Document Processing Changelog

Current release: 3.1.0 (February 2026)

3.1.0 — February 2026

Production hardening on the 3.x line.

Added

Best reference image per person. Cross-document ranking surfaces a single best-quality face image per person, driving the reference-face-database use case.
Deduplication. The same document appearing across multiple inputs is collapsed into a single record.
Resumable runs. Long batch runs can be safely interrupted and resumed — already-processed documents are skipped on the next run.
Provenance tracking. Each extracted field is traceable back to the document region it came from, supporting audit and explainability.
AWS RDS IAM authentication. Optional short-lived IAM tokens for password-less database connections.

Changed

More consistent normalisation of document types, country codes, and dates across the many formats seen in real archives.
More robust reading of the Machine-Readable Zone on low-quality scans, via a multi-stage fallback strategy.
More reliable recovery of the national identity number from document text, with check-digit validation.

A major rewrite centred on a new in-house document-detection model.

Added

In-house document detection. A new detection model reliably identifies the document type and the relevant regions (face, Machine-Readable Zone) on each page, significantly improving extraction accuracy on difficult scans.
Fully offline operation. All models are bundled in the container image — no runtime downloads, suitable for air-gapped deployments.
Structured JSON logging, ready to ingest into Datadog, Splunk, ELK, or CloudWatch.

Changed

Re-architected extraction engine, enabling broader document-type and field coverage.
Improved OCR accuracy and speed on cropped ID documents.

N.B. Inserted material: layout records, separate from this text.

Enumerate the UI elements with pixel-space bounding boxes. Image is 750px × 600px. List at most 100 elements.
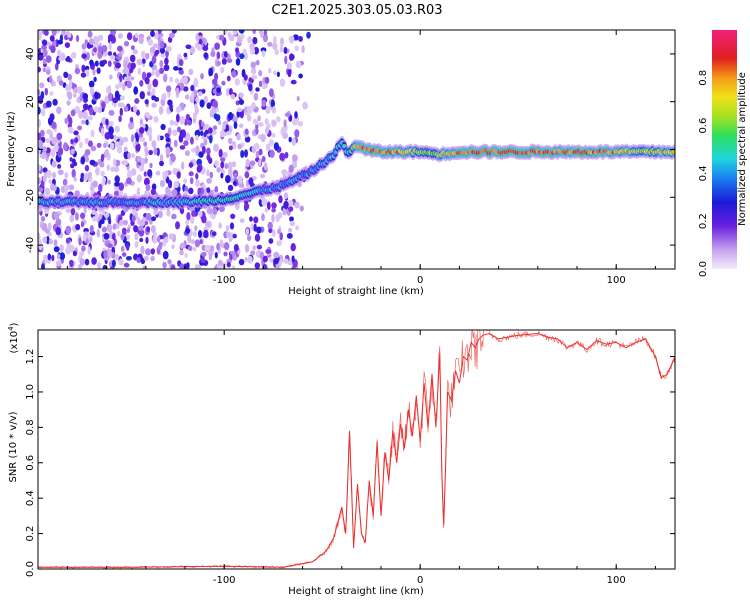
spectrogram-noise-cell: [53, 239, 58, 247]
spectrogram-noise-cell: [201, 88, 206, 94]
spectrogram-noise-cell: [151, 55, 157, 64]
y-tick-label: 1.0: [25, 384, 36, 400]
spectrogram-noise-cell: [258, 148, 263, 156]
spectrogram-noise-cell: [108, 109, 115, 116]
colorbar-gradient: [712, 30, 737, 269]
spectrogram-noise-cell: [276, 71, 280, 78]
spectrogram-noise-cell: [272, 42, 278, 50]
spectrogram-noise-cell: [211, 231, 217, 237]
spectrogram-noise-cell: [193, 231, 197, 238]
spectrogram-noise-cell: [226, 258, 232, 264]
spectrogram-noise-cell: [165, 85, 172, 93]
spectrogram-noise-cell: [89, 159, 96, 166]
spectrogram-noise-cell: [220, 66, 225, 74]
spectrogram-noise-cell: [119, 73, 123, 82]
spectrogram-noise-cell: [247, 255, 253, 264]
spectrogram-noise-cell: [143, 141, 148, 147]
spectrogram-noise-cell: [199, 239, 203, 245]
spectrogram-noise-cell: [141, 58, 146, 64]
spectrogram-noise-cell: [233, 121, 238, 129]
spectrogram-noise-cell: [67, 126, 74, 134]
spectrogram-noise-cell: [220, 172, 224, 179]
spectrogram-noise-cell: [42, 67, 46, 73]
spectrogram-noise-cell: [56, 253, 61, 260]
spectrogram-noise-cell: [268, 228, 273, 234]
spectrogram-noise-cell: [114, 175, 120, 184]
spectrogram-noise-cell: [74, 137, 79, 144]
spectrogram-noise-cell: [222, 151, 228, 158]
spectrogram-noise-cell: [166, 209, 171, 217]
spectrogram-noise-cell: [96, 229, 101, 238]
spectrogram-noise-cell: [155, 170, 161, 176]
y-tick-label: 0: [25, 146, 36, 152]
spectrogram-noise-cell: [193, 79, 199, 88]
spectrogram-noise-cell: [179, 263, 184, 269]
spectrogram-noise-cell: [299, 205, 304, 212]
spectrogram-noise-cell: [103, 250, 108, 259]
spectrogram-noise-cell: [268, 238, 274, 244]
spectrogram-noise-cell: [78, 237, 82, 246]
spectrogram-noise-cell: [270, 99, 275, 109]
spectrogram-noise-cell: [264, 76, 270, 84]
spectrogram-noise-cell: [159, 40, 165, 49]
spectrogram-noise-cell: [224, 30, 228, 36]
spectrogram-noise-cell: [187, 235, 192, 243]
spectrogram-noise-cell: [44, 187, 51, 196]
spectrogram-noise-cell: [84, 164, 90, 172]
spectrogram-noise-cell: [94, 91, 98, 99]
spectrogram-noise-cell: [81, 245, 86, 252]
spectrogram-noise-cell: [179, 145, 186, 150]
spectrogram-noise-cell: [183, 76, 188, 83]
spectrogram-noise-cell: [66, 55, 71, 63]
spectrogram-noise-cell: [232, 30, 238, 36]
spectrogram-noise-cell: [216, 51, 221, 60]
spectrogram-noise-cell: [168, 32, 175, 39]
spectrogram-noise-cell: [219, 34, 225, 41]
spectrogram-noise-cell: [302, 101, 308, 110]
spectrogram-plot-area: [38, 30, 675, 269]
spectrogram-noise-cell: [288, 136, 292, 143]
spectrogram-noise-cell: [68, 184, 75, 191]
spectrogram-noise-cell: [174, 78, 179, 84]
spectrogram-noise-cell: [253, 119, 259, 126]
spectrogram-noise-cell: [247, 105, 253, 115]
spectrogram-noise-cell: [213, 113, 218, 120]
spectrogram-noise-cell: [38, 238, 42, 246]
spectrogram-noise-cell: [109, 134, 114, 140]
spectrogram-noise-cell: [164, 57, 169, 65]
spectrogram-noise-cell: [283, 46, 288, 55]
spectrogram-noise-cell: [131, 153, 136, 159]
spectrogram-noise-cell: [84, 137, 89, 144]
spectrogram-noise-cell: [214, 186, 219, 193]
spectrogram-noise-cell: [231, 70, 237, 78]
spectrogram-noise-cell: [188, 68, 194, 75]
spectrogram-noise-cell: [203, 52, 209, 59]
spectrogram-noise-cell: [123, 146, 128, 152]
spectrogram-noise-cell: [84, 149, 91, 156]
spectrogram-noise-cell: [280, 128, 284, 136]
spectrogram-noise-cell: [244, 136, 251, 143]
spectrogram-noise-cell: [152, 235, 157, 244]
spectrogram-noise-cell: [297, 120, 304, 127]
spectrogram-noise-cell: [108, 126, 114, 135]
spectrogram-noise-cell: [198, 210, 203, 218]
spectrogram-noise-cell: [107, 92, 113, 101]
spectrogram-noise-cell: [237, 175, 243, 185]
spectrogram-noise-cell: [123, 40, 130, 47]
spectrogram-noise-cell: [144, 99, 149, 105]
spectrogram-noise-cell: [58, 146, 64, 156]
snr-multiplier: (x104): [7, 322, 20, 353]
spectrogram-noise-cell: [171, 244, 175, 249]
spectrogram-noise-cell: [50, 45, 56, 54]
spectrogram-noise-cell: [306, 31, 311, 39]
spectrogram-noise-cell: [256, 244, 263, 250]
spectrogram-noise-cell: [247, 114, 252, 122]
spectrogram-noise-cell: [269, 257, 275, 263]
spectrogram-noise-cell: [223, 251, 228, 257]
x-tick-label: 100: [607, 575, 626, 586]
spectrogram-noise-cell: [191, 148, 196, 153]
spectrogram-noise-cell: [254, 262, 260, 269]
spectrogram-noise-cell: [239, 110, 244, 119]
spectrogram-noise-cell: [148, 149, 153, 156]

A breaking change that moved the service from a file-only pipeline to database- and storage-backed processing.

Added

Database persistence. Extracted results can be written to a database, in addition to CSV.
Configurable sources and targets. Read documents from local disk or S3, and write results to a database, S3 CSV, or local CSV — all configured through environment variables.
Parallel, GPU-accelerated processing tuned for very large archives (hundreds of thousands of documents).
Improved record ranking and selection across a person's documents.

Changed

Breaking: results are now written to a database or object storage rather than to local files only, and the service is configured through environment variables. Review the Configuration page when upgrading from 1.x.

Initial release.

Added

Field extraction from scanned ID documents, combining document text and Machine-Readable Zone data.
Face image quality assessment and selection of the best reference image per document.
Support for scanned TIFF archives and identity-verification report PDFs.
Structured error reporting for documents that could not be processed.